At the Equator, under flat conditions (without obstructions like mountains or at a height above any such obstructions), the terminator moves at approximately 463 m/s. This speed can appear to increase when near obstructions, such as the height of a mountain, as the shadow of the obstruction will be cast over the ground in advance of the terminator along a flat landscape. The speed of the terminator decreases as it approaches the poles, where it can reach a speed of zero (full-day sunlight or darkness).
Supersonic aircraft like jet fighters or Concorde and Tupolev Tu-144 supersonic transports are the only aircraft able to overtake the maximum speed of the terminator at the equator. However, slower vehicles can overtake the terminator at higher latitudes, and it is possible to walk faster than the terminator at the poles, near to the equinoxes. The visual effect is that of seeing the sun rise in the west, or set in the east.
Strength of radio propagation changes between day- and night-side of the ionosphere. This is primarily because the D layer, which absorbs high frequency signals, disappears rapidly on the dark side of the terminator, whereas the E and F layers above the D layer take longer to form. This time-difference puts the ionosphere into a unique intermediate state along the terminator, called the "grey line".
Amateur radio operators take advantage of conditions along the terminator to perform long distance communications. Called "gray-line" or "grey-line" propagation, this signal path is a type of skywave propagation. Under good conditions, radio waves can travel along the terminator to antipodal points.
The transition from light to dark takes place on two fronts in this image of Mimas.
The orientation of the terminator between the northern and southern hemispheres depends on the season. On the spring and fall equinoxes (around March and September 21), there is no tilt of the Earth with respect to the Sun so the terminator line is parallel with the axis of the Earth and with the lines of longitude.
The lunar terminator is the division between the illuminated and dark hemispheres of the Moon. It is the lunar equivalent of the division between night and day on the Earth spheroid, although the Moon's much lower rate of rotation means it takes longer for it to pass across the surface.
Due to the angle at which sunlight strikes this portion of the Moon, shadows cast by craters and other geological features are elongated, thereby making such features more apparent to the observer. This phenomenon is similar to the lengthening of shadows on Earth when the Sun is low in the sky. For this reason, much lunar photographic study centers on the illuminated area near the lunar terminator, and the resulting shadows, provide accurate descriptions of the terrain.

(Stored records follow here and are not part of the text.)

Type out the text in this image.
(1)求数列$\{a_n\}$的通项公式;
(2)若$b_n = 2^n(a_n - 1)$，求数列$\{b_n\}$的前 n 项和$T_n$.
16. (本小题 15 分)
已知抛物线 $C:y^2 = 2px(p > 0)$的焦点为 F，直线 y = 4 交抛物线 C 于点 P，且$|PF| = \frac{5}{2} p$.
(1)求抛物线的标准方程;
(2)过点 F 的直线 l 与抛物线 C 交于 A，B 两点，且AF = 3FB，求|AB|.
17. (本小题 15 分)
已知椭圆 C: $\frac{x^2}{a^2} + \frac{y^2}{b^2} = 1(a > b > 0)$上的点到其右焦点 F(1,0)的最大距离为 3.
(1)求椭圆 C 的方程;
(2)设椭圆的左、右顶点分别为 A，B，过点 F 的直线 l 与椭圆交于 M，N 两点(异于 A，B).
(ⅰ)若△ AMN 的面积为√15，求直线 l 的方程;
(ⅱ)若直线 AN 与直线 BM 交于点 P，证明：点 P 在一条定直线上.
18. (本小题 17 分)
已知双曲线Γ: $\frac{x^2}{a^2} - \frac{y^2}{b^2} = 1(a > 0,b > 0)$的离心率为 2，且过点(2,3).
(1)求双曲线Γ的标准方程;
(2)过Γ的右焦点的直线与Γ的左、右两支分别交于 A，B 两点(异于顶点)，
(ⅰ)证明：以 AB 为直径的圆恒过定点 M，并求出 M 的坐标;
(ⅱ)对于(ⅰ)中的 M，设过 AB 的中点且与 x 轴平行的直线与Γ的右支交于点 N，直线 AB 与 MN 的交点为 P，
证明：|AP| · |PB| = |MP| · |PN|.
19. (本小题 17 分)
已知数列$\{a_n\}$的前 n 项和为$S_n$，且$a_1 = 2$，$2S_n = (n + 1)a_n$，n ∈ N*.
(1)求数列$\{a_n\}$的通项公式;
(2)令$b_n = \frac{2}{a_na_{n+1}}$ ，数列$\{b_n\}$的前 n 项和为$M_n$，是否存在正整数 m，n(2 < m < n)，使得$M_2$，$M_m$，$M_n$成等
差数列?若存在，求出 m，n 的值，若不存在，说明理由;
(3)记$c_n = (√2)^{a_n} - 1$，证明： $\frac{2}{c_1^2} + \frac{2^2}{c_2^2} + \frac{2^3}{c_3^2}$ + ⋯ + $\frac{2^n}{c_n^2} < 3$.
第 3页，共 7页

The lunar terminator (or tilt) illusion is an optical illusion arising from the erroneous expectation of an observer on Earth that the direction of sunlight illuminating the Moon (i.e. a line perpendicular to the terminator) should correspond with the position of the Sun, but does not appear to do so. The cause of the illusion is simply the observer not taking into account that the observed slope of a light ray will change across the sky because of the lack of visual clues to establish 3D perspective.

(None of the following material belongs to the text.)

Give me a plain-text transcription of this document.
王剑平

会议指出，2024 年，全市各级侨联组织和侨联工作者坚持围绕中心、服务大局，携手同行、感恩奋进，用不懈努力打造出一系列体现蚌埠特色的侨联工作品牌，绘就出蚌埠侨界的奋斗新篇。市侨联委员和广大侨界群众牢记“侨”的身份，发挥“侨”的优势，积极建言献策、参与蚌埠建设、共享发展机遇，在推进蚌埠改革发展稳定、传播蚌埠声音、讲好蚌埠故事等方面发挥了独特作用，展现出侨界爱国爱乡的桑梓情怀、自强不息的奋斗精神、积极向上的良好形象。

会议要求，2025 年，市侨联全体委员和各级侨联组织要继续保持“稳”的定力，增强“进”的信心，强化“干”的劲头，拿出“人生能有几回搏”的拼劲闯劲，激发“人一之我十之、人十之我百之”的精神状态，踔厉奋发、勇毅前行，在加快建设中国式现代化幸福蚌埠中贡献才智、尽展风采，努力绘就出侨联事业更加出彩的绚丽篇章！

Examination of a terminator can yield information about the surface of a planetary body; for example, the presence of an atmosphere can create a fuzzier terminator. As the particles within an atmosphere are at a higher elevation, the light source can remain visible even after it has set at ground level. These particles scatter the light, reflecting some of it to the ground. Hence, the sky can remain illuminated even after the sun has set. Images showing a planetary terminator can be used to map topography: the position of the tip of a mountain behind the terminator line is measured when the Sun still or already illuminates it while the base of the mountain remains in shadow.

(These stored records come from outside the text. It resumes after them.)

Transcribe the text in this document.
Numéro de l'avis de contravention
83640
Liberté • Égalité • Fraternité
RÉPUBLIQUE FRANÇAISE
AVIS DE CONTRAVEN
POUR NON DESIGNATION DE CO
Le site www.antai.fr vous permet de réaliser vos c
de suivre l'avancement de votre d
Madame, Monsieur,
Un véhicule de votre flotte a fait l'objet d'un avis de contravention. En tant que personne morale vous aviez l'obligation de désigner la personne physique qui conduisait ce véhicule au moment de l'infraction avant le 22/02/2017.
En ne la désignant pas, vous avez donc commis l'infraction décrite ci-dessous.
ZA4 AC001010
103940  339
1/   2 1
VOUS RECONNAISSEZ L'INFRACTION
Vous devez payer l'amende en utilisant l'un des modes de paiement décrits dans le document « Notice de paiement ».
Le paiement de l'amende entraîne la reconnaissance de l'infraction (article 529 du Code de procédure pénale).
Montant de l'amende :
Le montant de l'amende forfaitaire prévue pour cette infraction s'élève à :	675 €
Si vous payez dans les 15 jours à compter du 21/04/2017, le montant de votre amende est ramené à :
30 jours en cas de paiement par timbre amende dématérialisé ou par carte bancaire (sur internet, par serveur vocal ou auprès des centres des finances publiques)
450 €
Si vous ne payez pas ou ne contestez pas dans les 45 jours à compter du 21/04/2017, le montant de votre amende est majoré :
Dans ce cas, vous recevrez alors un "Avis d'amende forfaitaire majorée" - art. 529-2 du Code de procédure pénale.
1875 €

Low Earth orbit satellites take advantage of the fact that certain polar orbits set near the terminator do not suffer from eclipse, therefore their solar cells are continuously lit by sunlight. Such orbits are called dawn-dusk orbits, a type of Sun-synchronous orbit. This prolongs the operational life of a LEO satellite, as onboard battery life is prolonged. It also enables specific experiments that require minimum interference from the Sun, as the designers can opt to install the relevant sensors on the dark side of the satellite.